If you have not noticed, we live in a culture that is hostile to the Bible and Christianity in general. One of the dominating criticisms of the Bible from non-Christians is it’s lack of verisimilitude, or the ability for it to contain absolute truth. This raises the question, “Can I trust the Bible?” Author Barry Cooper discusess this topic in his new book Can I Really Trust the Bible?, published by the Good Book Company.

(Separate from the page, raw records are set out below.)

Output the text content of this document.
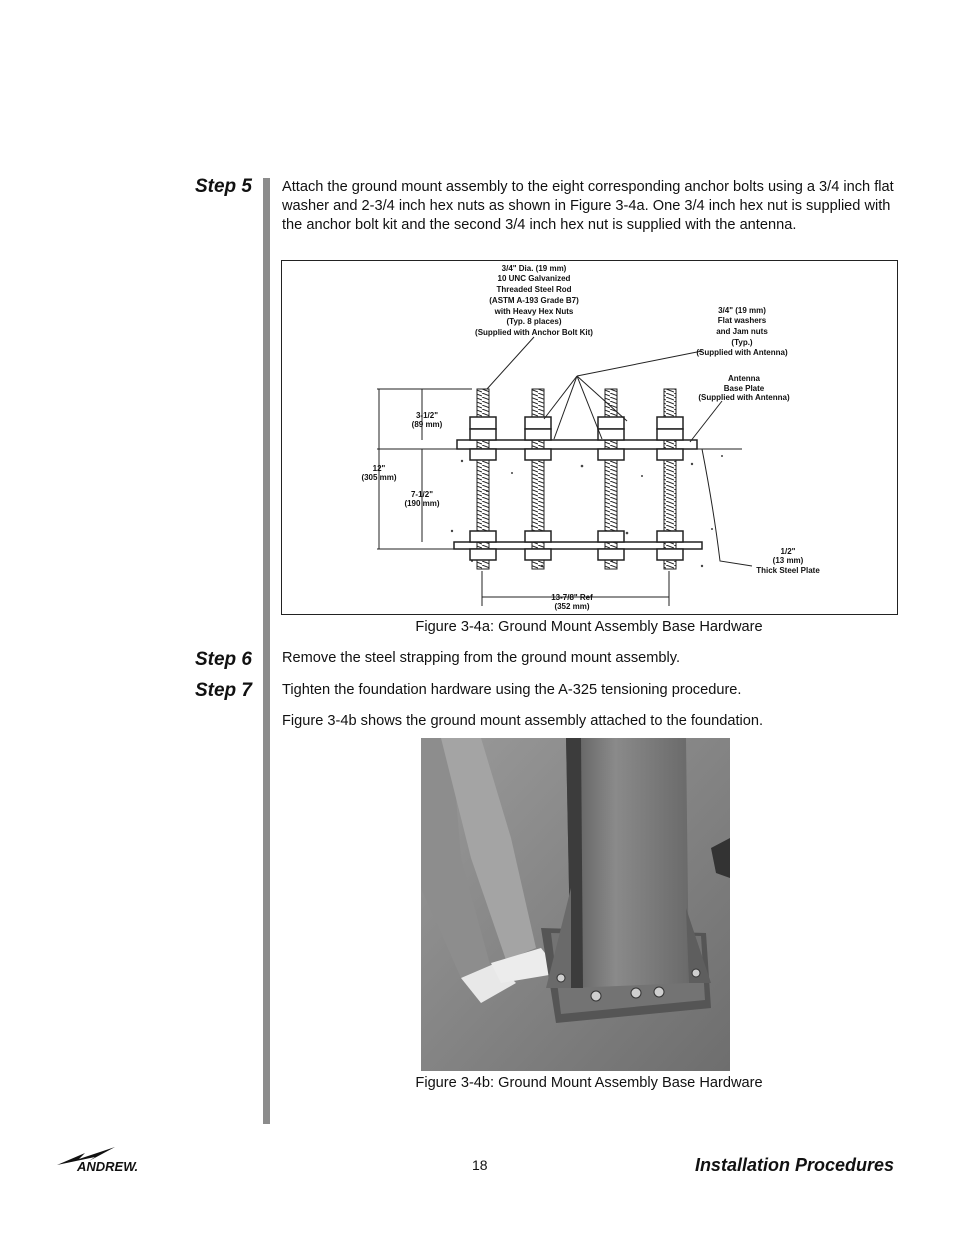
Step 5 Attach the ground mount assembly to the eight corresponding anchor bolts using a 3/4 inch flat washer and 2-3/4 inch hex nuts as shown in Figure 3-4a. One 3/4 inch hex nut is supplied with the anchor bolt kit and the second 3/4 inch hex nut is supplied with the antenna.
3/4" Dia. (19 mm)
10 UNC Galvanized
Threaded Steel Rod
(ASTM A-193 Grade B7)
with Heavy Hex Nuts
(Typ. 8 places)
(Supplied with Anchor Bolt Kit)
3/4" (19 mm)
Flat washers
and Jam nuts
(Typ.)
(Supplied with Antenna)
Antenna
Base Plate
(Supplied with Antenna)
3-1/2"
(89 mm)
12"
(305 mm)
7-1/2"
(190 mm)
1/2"
(13 mm)
Thick Steel Plate
13-7/8" Ref
(352 mm)
Figure 3-4a: Ground Mount Assembly Base Hardware
Step 6 Remove the steel strapping from the ground mount assembly.
Step 7 Tighten the foundation hardware using the A-325 tensioning procedure.
Figure 3-4b shows the ground mount assembly attached to the foundation.
Figure 3-4b: Ground Mount Assembly Base Hardware
ANDREW.	18	Installation Procedures
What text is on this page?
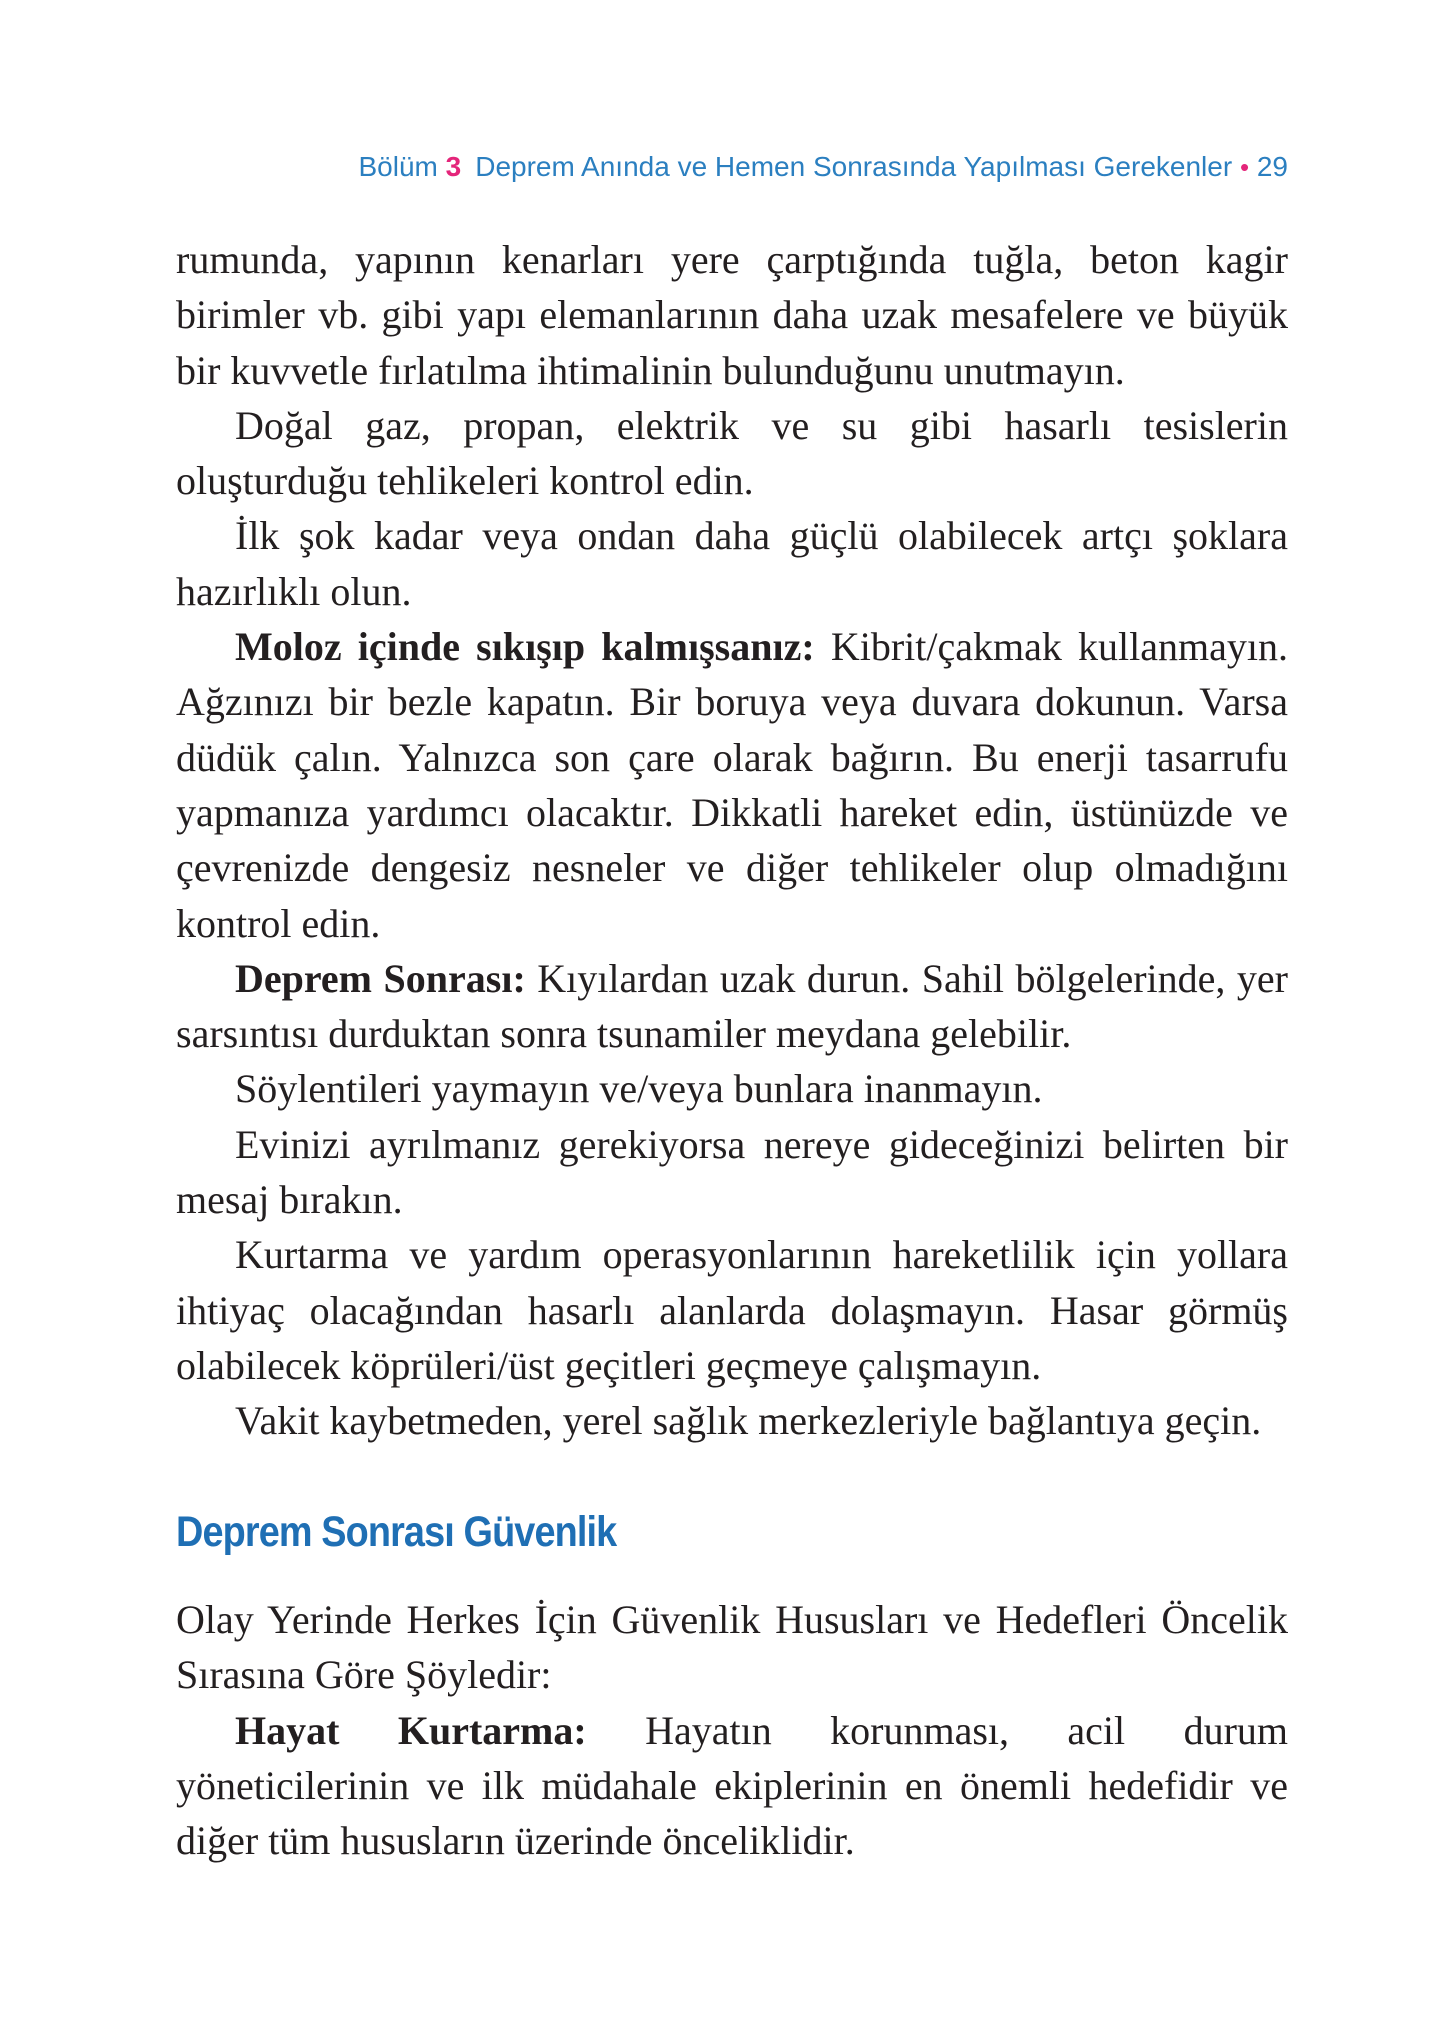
Bölüm 3 Deprem Anında ve Hemen Sonrasında Yapılması Gerekenler • 29

rumunda, yapının kenarları yere çarptığında tuğla, beton kagir birimler vb. gibi yapı elemanlarının daha uzak mesafelere ve büyük bir kuvvetle fırlatılma ihtimalinin bulunduğunu unutmayın.

Doğal gaz, propan, elektrik ve su gibi hasarlı tesislerin oluşturduğu tehlikeleri kontrol edin.

İlk şok kadar veya ondan daha güçlü olabilecek artçı şoklara hazırlıklı olun.

Moloz içinde sıkışıp kalmışsanız: Kibrit/çakmak kullanmayın. Ağzınızı bir bezle kapatın. Bir boruya veya duvara dokunun. Varsa düdük çalın. Yalnızca son çare olarak bağırın. Bu enerji tasarrufu yapmanıza yardımcı olacaktır. Dikkatli hareket edin, üstünüzde ve çevrenizde dengesiz nesneler ve diğer tehlikeler olup olmadığını kontrol edin.

Deprem Sonrası: Kıyılardan uzak durun. Sahil bölgelerinde, yer sarsıntısı durduktan sonra tsunamiler meydana gelebilir.

Söylentileri yaymayın ve/veya bunlara inanmayın.

Evinizi ayrılmanız gerekiyorsa nereye gideceğinizi belirten bir mesaj bırakın.

Kurtarma ve yardım operasyonlarının hareketlilik için yollara ihtiyaç olacağından hasarlı alanlarda dolaşmayın. Hasar görmüş olabilecek köprüleri/üst geçitleri geçmeye çalışmayın.

Vakit kaybetmeden, yerel sağlık merkezleriyle bağlantıya geçin.

Deprem Sonrası Güvenlik

Olay Yerinde Herkes İçin Güvenlik Hususları ve Hedefleri Öncelik Sırasına Göre Şöyledir:

Hayat Kurtarma: Hayatın korunması, acil durum yöneticilerinin ve ilk müdahale ekiplerinin en önemli hedefidir ve diğer tüm hususların üzerinde önceliklidir.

Currently, the Bible is under fire from critics who claim that it is socially, culturally, and sexually out of date. According to these critics the Bible is an ancient book that does not have the capability to speak to the issues of the modern culture. For this reason, the critics argue, it cannot be trusted. In the book Cooper uses the illustration from Winnie-the-Pooh. In the story Pooh sees a jar with the word “Hunny” written on the side. Pooh is doubtful that the jar trully has honey inside, until he tastes what is inside the jar. For Pooh, the jar claimed to be honey, it seemed to be honey, and upon examination it proved to be honey. The same is true for the Word of God. Throughout the book Cooper asks three questions: “Does the Bible claim to be God’s Word?,” “Does the Bible seem to be God’s Word?,” and “Does the Bible prove to be God’s Word?”
In the end, the Bible is not only a book we read, but it reads us. For this reason, it is not simply a book of facts, but a book of faith. The Bible is a book that demands to be obeyed by faith because it is does not simply contain the Word of God, it is the very Word of God. It is not a book that can be dismissed and ignored.
Cooper does an excellent job condesnsing the arguments of this topic in a way that can be understood. Can I Readlly Trust the Bible? is a theogical book that the average Christian will actually read. The “Questions Christians Ask” series is extremely helpful in answering pressing questions facing Chrisitans today in a biblically-focused manner. I highly recommend this book and series to every pastor, professor, Sunday School teacher, and anyone else seeking answers to hard questions of the Christian faith.
(I received this book through the Cross Focused Review program in exchange for an honest review of the book.)